EU members can, in certain cases, refuse to enforce Polish arrest warrants, the EU's top court has ruled. Previously, a Polish man cited changes to Poland's judiciary as a reason for halting his extradition from Ireland.

A French-language sign at the entrance to the European Court of Justice
Image: picture-alliance/dpa/J. Warnand

On Wednesday, the European Court of Justice (ECJ) ruled against extraditing suspects to Poland if there are "serious and fact-based grounds" to believe that they would not receive a fair trial.

The ruling concerns a Polish man in Ireland who argued that recent changes to Poland's judiciary harmed his chances of being treated fairly. The man is suspected of drug trade.

In recent years, Poland's ruling Law and Justice (PiS) party has been working to place courts under tighter control by the executive branch. Among other steps, the parliament now has power to choose members of the National Council of the Judiciary, whose job is to oversee judicial impartiality. More recently, the lawmakers changed retirement age for the Supreme Court judges, which critics believe was aimed at ousting the most experienced judges and stacking the body with government supporters.
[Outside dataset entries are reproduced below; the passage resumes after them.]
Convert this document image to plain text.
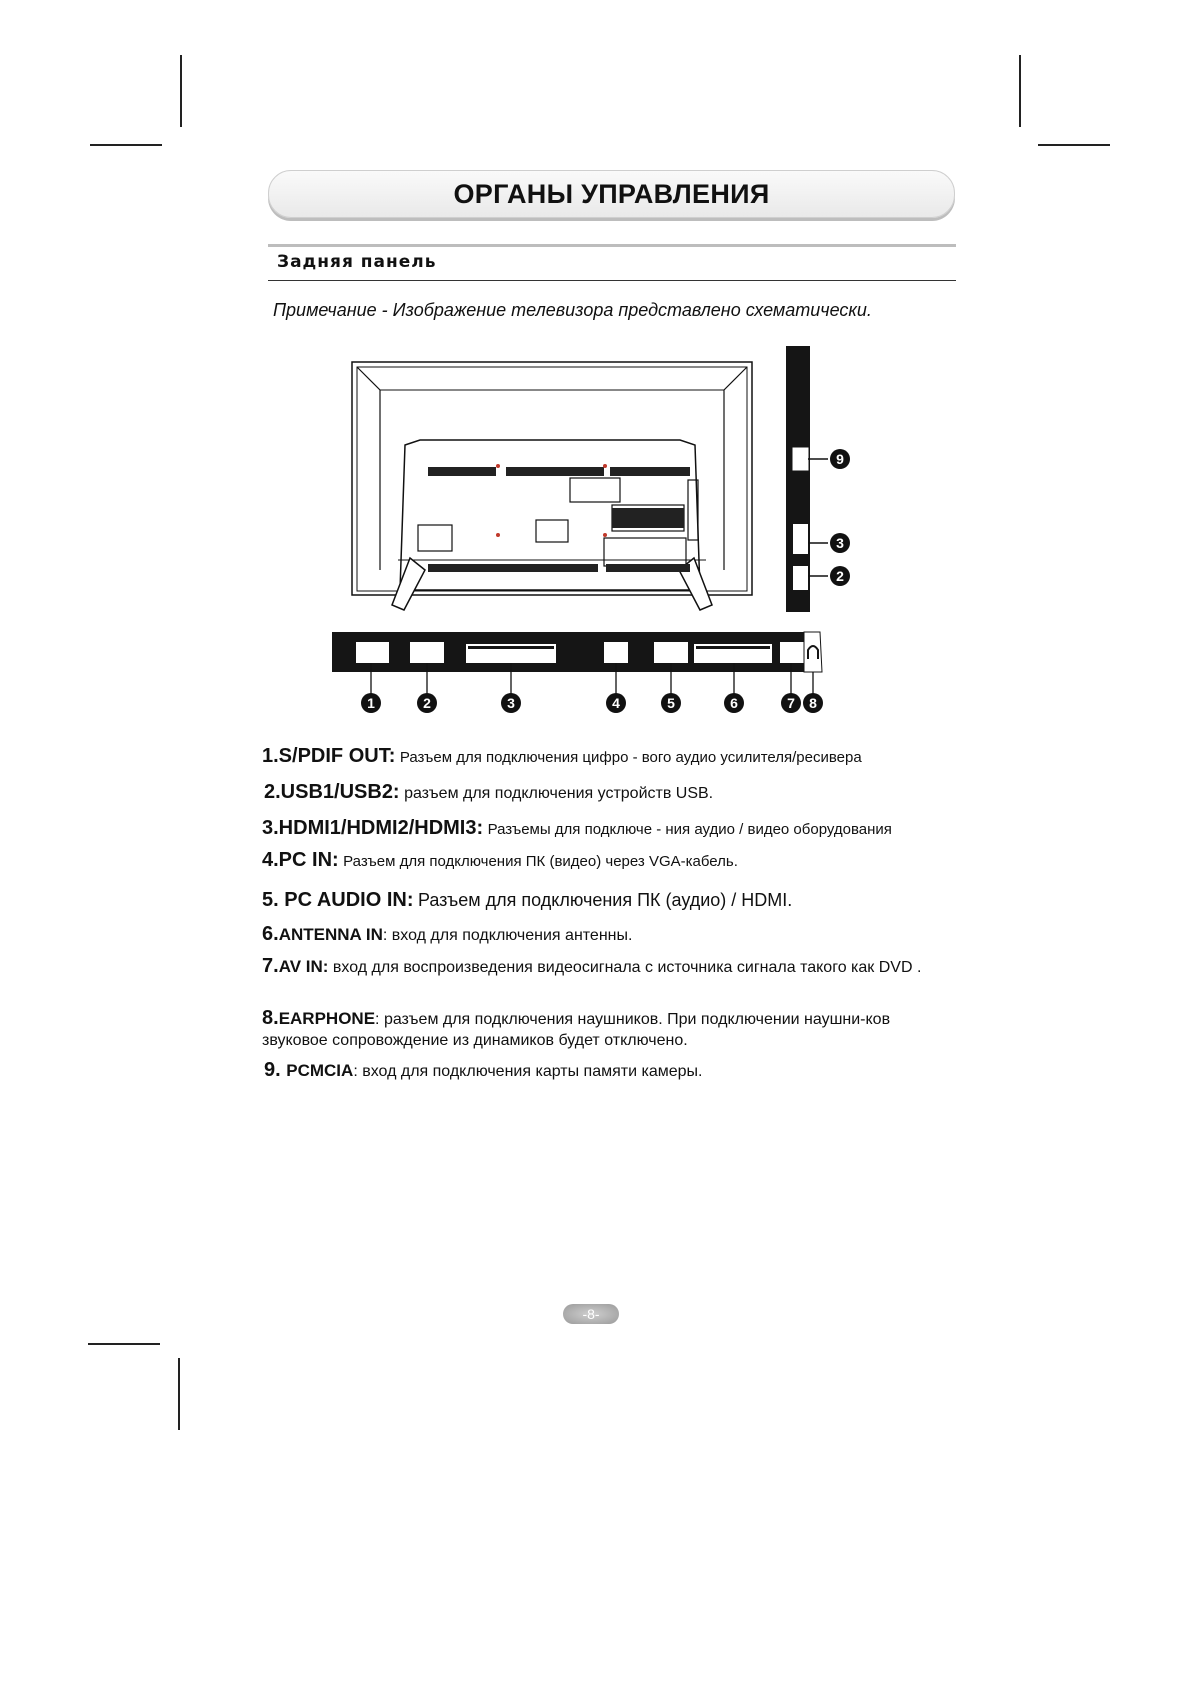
ОРГАНЫ УПРАВЛЕНИЯ
Задняя панель
Примечание - Изображение телевизора представлено схематически.
1	2	3	4	5	6	7 8
9
3
2
1.S/PDIF OUT: Разъем для подключения цифро - вого аудио усилителя/ресивера
2.USB1/USB2: разъем для подключения устройств USB.
3.HDMI1/HDMI2/HDMI3: Разъемы для подключе - ния аудио / видео оборудования
4.PC IN: Разъем для подключения ПК (видео) через VGA-кабель.
5. PC AUDIO IN: Разъем для подключения ПК (аудио) / HDMI.
6.ANTENNA IN: вход для подключения антенны.
7.AV IN: вход для воспроизведения видеосигнала с источника сигнала такого как DVD .
8.EARPHONE: разъем для подключения наушников. При подключении наушни-ков звуковое сопровождение из динамиков будет отключено.
9. PCMCIA: вход для подключения карты памяти камеры.
-8-
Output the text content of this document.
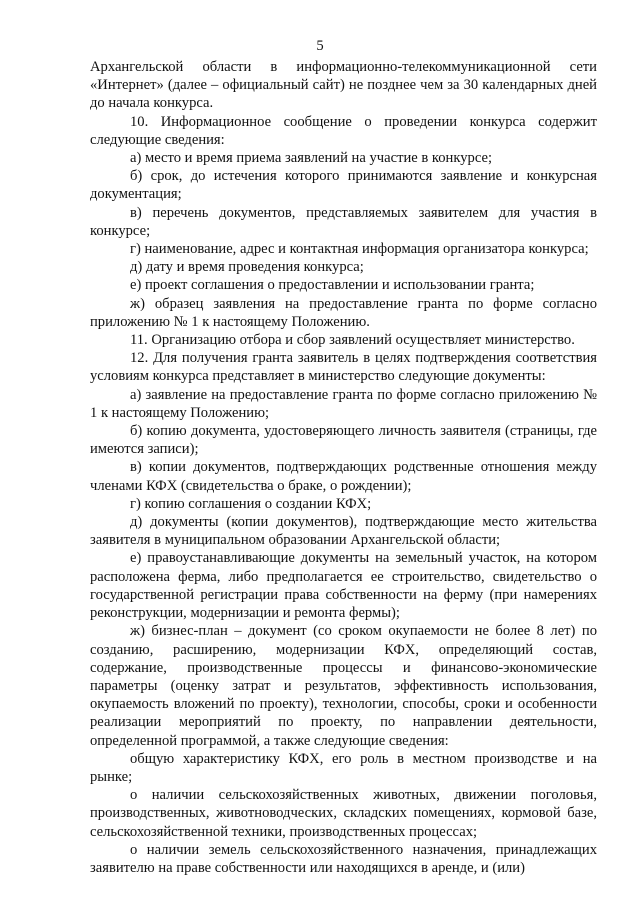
5

Архангельской области в информационно-телекоммуникационной сети «Интернет» (далее – официальный сайт) не позднее чем за 30 календарных дней до начала конкурса.

10. Информационное сообщение о проведении конкурса содержит следующие сведения:

а) место и время приема заявлений на участие в конкурсе;

б) срок, до истечения которого принимаются заявление и конкурсная документация;

в) перечень документов, представляемых заявителем для участия в конкурсе;

г) наименование, адрес и контактная информация организатора конкурса;

д) дату и время проведения конкурса;

е) проект соглашения о предоставлении и использовании гранта;

ж) образец заявления на предоставление гранта по форме согласно приложению № 1 к настоящему Положению.

11. Организацию отбора и сбор заявлений осуществляет министерство.

12. Для получения гранта заявитель в целях подтверждения соответствия условиям конкурса представляет в министерство следующие документы:

а) заявление на предоставление гранта по форме согласно приложению № 1 к настоящему Положению;

б) копию документа, удостоверяющего личность заявителя (страницы, где имеются записи);

в) копии документов, подтверждающих родственные отношения между членами КФХ (свидетельства о браке, о рождении);

г) копию соглашения о создании КФХ;

д) документы (копии документов), подтверждающие место жительства заявителя в муниципальном образовании Архангельской области;

е) правоустанавливающие документы на земельный участок, на котором расположена ферма, либо предполагается ее строительство, свидетельство о государственной регистрации права собственности на ферму (при намерениях реконструкции, модернизации и ремонта фермы);

ж) бизнес-план – документ (со сроком окупаемости не более 8 лет) по созданию, расширению, модернизации КФХ, определяющий состав, содержание, производственные процессы и финансово-экономические параметры (оценку затрат и результатов, эффективность использования, окупаемость вложений по проекту), технологии, способы, сроки и особенности реализации мероприятий по проекту, по направлении деятельности, определенной программой, а также следующие сведения:

общую характеристику КФХ, его роль в местном производстве и на рынке;

о наличии сельскохозяйственных животных, движении поголовья, производственных, животноводческих, складских помещениях, кормовой базе, сельскохозяйственной техники, производственных процессах;

о наличии земель сельскохозяйственного назначения, принадлежащих заявителю на праве собственности или находящихся в аренде, и (или)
The Supreme Court and its chief, Malgorzata Gersdorf, are opposing the move.

Read more: Poland ex-President Lech Walesa leads fight against judicial reform

The EU has sharply criticized the reforms, with the European Commission launching an official warning process and finding there was a "clear risk of a serious breach of the rule of law."

Two-step check for extradition

The Luxembourg-based ECJ cited the proceedings in its explanation of Wednesday's ruling, adding that "maintaining the independence of judicial authorities is essential in order to ensure the effective judicial protection of individuals."

At the same time, the EU judges stressed that refusing extradition must be an exception and not a rule.

Read more: Polish Senate speaker says his party is 'not anti-Europe'

Before denying an extradition, a court must take two steps, the judges said. Firstly, it must determine if the courts in the country of destination are able to decide independently and without outside pressure. The decision needs to be based on "objective, reliable, specific and properly updated" material. If the courts are found not to be independent in general, the outside court must then determine that the person facing extradition would be harmed by the deficiencies.

Regarding the suspected drug dealer in Ireland, the ECJ also confirmed to the Irish High Court that it was possible for Warsaw to offer guarantees of a fair trial.